The reimbursement issues affecting the Department of Social Services, which I help oversee as chair of the Human Services Committee, have been trumpeted continually as the source of our troubles by some Board members. We are projecting over two million dollars less in revenues than we have in the past, and this is, surely, a problem. But it's important for us to understand that it's a problem that originates completely in Albany, not Cooperstown. Given this, Treasure Dan Crowell is arranging meetings that will, it is hoped, move us closer to getting the NYS Comptroller, Tom DiNapoli, involved in some reforms that would allow us to receive reimbursements we have earned in a timely and predictable manner. You've heard about this before.
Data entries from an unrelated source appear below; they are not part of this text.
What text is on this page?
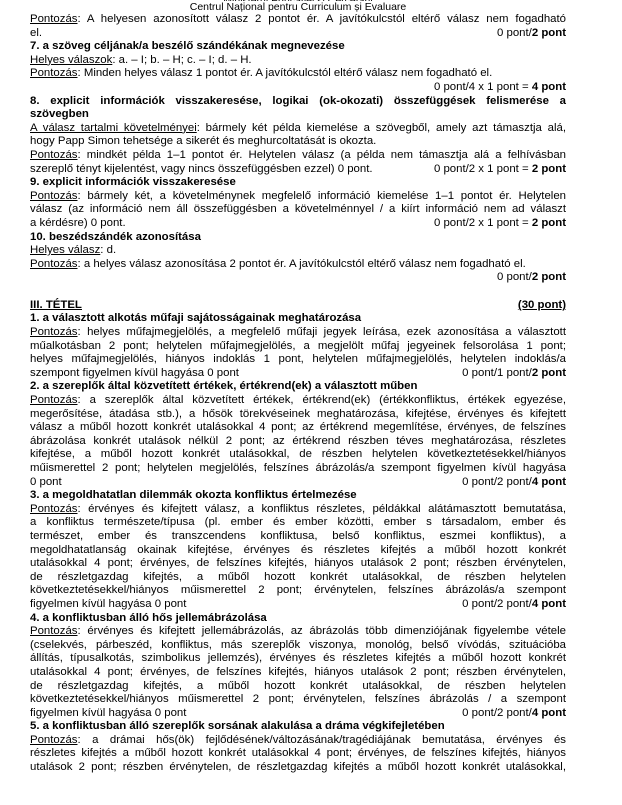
Centrul Național pentru Curriculum și Evaluare
Pontozás: A helyesen azonosított válasz 2 pontot ér. A javítókulcstól eltérő válasz nem fogadható
el.	0 pont/2 pont
7. a szöveg céljának/a beszélő szándékának megnevezése
Helyes válaszok: a. – I; b. – H; c. – I; d. – H.
Pontozás: Minden helyes válasz 1 pontot ér. A javítókulcstól eltérő válasz nem fogadható el.
0 pont/4 x 1 pont = 4 pont
8. explicit információk visszakeresése, logikai (ok-okozati) összefüggések felismerése a
szövegben
A válasz tartalmi követelményei: bármely két példa kiemelése a szövegből, amely azt támasztja alá,
hogy Papp Simon tehetsége a sikerét és meghurcoltatását is okozta.
Pontozás: mindkét példa 1–1 pontot ér. Helytelen válasz (a példa nem támasztja alá a felhívásban
szereplő tényt kijelentést, vagy nincs összefüggésben ezzel) 0 pont.	0 pont/2 x 1 pont = 2 pont
9. explicit információk visszakeresése
Pontozás: bármely két, a követelménynek megfelelő információ kiemelése 1–1 pontot ér. Helytelen
válasz (az információ nem áll összefüggésben a követelménnyel / a kiírt információ nem ad választ
a kérdésre) 0 pont.	0 pont/2 x 1 pont = 2 pont
10. beszédszándék azonosítása
Helyes válasz: d.
Pontozás: a helyes válasz azonosítása 2 pontot ér. A javítókulcstól eltérő válasz nem fogadható el.
0 pont/2 pont
III. TÉTEL	(30 pont)
1. a választott alkotás műfaji sajátosságainak meghatározása
Pontozás: helyes műfajmegjelölés, a megfelelő műfaji jegyek leírása, ezek azonosítása a választott
műalkotásban 2 pont; helytelen műfajmegjelölés, a megjelölt műfaj jegyeinek felsorolása 1 pont;
helyes műfajmegjelölés, hiányos indoklás 1 pont, helytelen műfajmegjelölés, helytelen indoklás/a
szempont figyelmen kívül hagyása 0 pont	0 pont/1 pont/2 pont
2. a szereplők által közvetített értékek, értékrend(ek) a választott műben
Pontozás: a szereplők által közvetített értékek, értékrend(ek) (értékkonfliktus, értékek egyezése,
megerősítése, átadása stb.), a hősök törekvéseinek meghatározása, kifejtése, érvényes és kifejtett
válasz a műből hozott konkrét utalásokkal 4 pont; az értékrend megemlítése, érvényes, de felszínes
ábrázolása konkrét utalások nélkül 2 pont; az értékrend részben téves meghatározása, részletes
kifejtése, a műből hozott konkrét utalásokkal, de részben helytelen következtetésekkel/hiányos
műismerettel 2 pont; helytelen megjelölés, felszínes ábrázolás/a szempont figyelmen kívül hagyása
0 pont	0 pont/2 pont/4 pont
3. a megoldhatatlan dilemmák okozta konfliktus értelmezése
Pontozás: érvényes és kifejtett válasz, a konfliktus részletes, példákkal alátámasztott bemutatása,
a konfliktus természete/típusa (pl. ember és ember közötti, ember s társadalom, ember és
természet, ember és transzcendens konfliktusa, belső konfliktus, eszmei konfliktus), a
megoldhatatlanság okainak kifejtése, érvényes és részletes kifejtés a műből hozott konkrét
utalásokkal 4 pont; érvényes, de felszínes kifejtés, hiányos utalások 2 pont; részben érvénytelen,
de részletgazdag kifejtés, a műből hozott konkrét utalásokkal, de részben helytelen
következtetésekkel/hiányos műismerettel 2 pont; érvénytelen, felszínes ábrázolás/a szempont
figyelmen kívül hagyása 0 pont	0 pont/2 pont/4 pont
4. a konfliktusban álló hős jellemábrázolása
Pontozás: érvényes és kifejtett jellemábrázolás, az ábrázolás több dimenziójának figyelembe vétele
(cselekvés, párbeszéd, konfliktus, más szereplők viszonya, monológ, belső vívódás, szituációba
állítás, típusalkotás, szimbolikus jellemzés), érvényes és részletes kifejtés a műből hozott konkrét
utalásokkal 4 pont; érvényes, de felszínes kifejtés, hiányos utalások 2 pont; részben érvénytelen,
de részletgazdag kifejtés, a műből hozott konkrét utalásokkal, de részben helytelen
következtetésekkel/hiányos műismerettel 2 pont; érvénytelen, felszínes ábrázolás / a szempont
figyelmen kívül hagyása 0 pont	0 pont/2 pont/4 pont
5. a konfliktusban álló szereplők sorsának alakulása a dráma végkifejletében
Pontozás: a drámai hős(ök) fejlődésének/változásának/tragédiájának bemutatása, érvényes és
részletes kifejtés a műből hozott konkrét utalásokkal 4 pont; érvényes, de felszínes kifejtés, hiányos
utalások 2 pont; részben érvénytelen, de részletgazdag kifejtés a műből hozott konkrét utalásokkal,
I'm a little put out by the fact that DSS is taking the public brunt of the “crisis.” I've responded strongly in a few meetings, and as a result, the problem is articulated as “Albany DSS.” Just once, I'd like to hear the tower project (which, in another retraction – sorry – actually is costing around $8 million) referenced as a part of the problem. We're in the hole about as much for this project as we are due to the DSS reimbursement issue. We've kicked the can down the road some by borrowing enough money to cover the cost of getting the towers done next year. From what I can tell, it will cost us just under a million a year for the next decade, or nearly. A lot of this – probably most – is because we missed a grant we could have had, and we missed it because we did not ask our grant-writing consultant to write the grant. Why? Lots of eye-rolling and averted gazes.

Don't buy the story that some folks are selling – that DSS is the department that has caused the “crisis.” It's propaganda, and it's not true.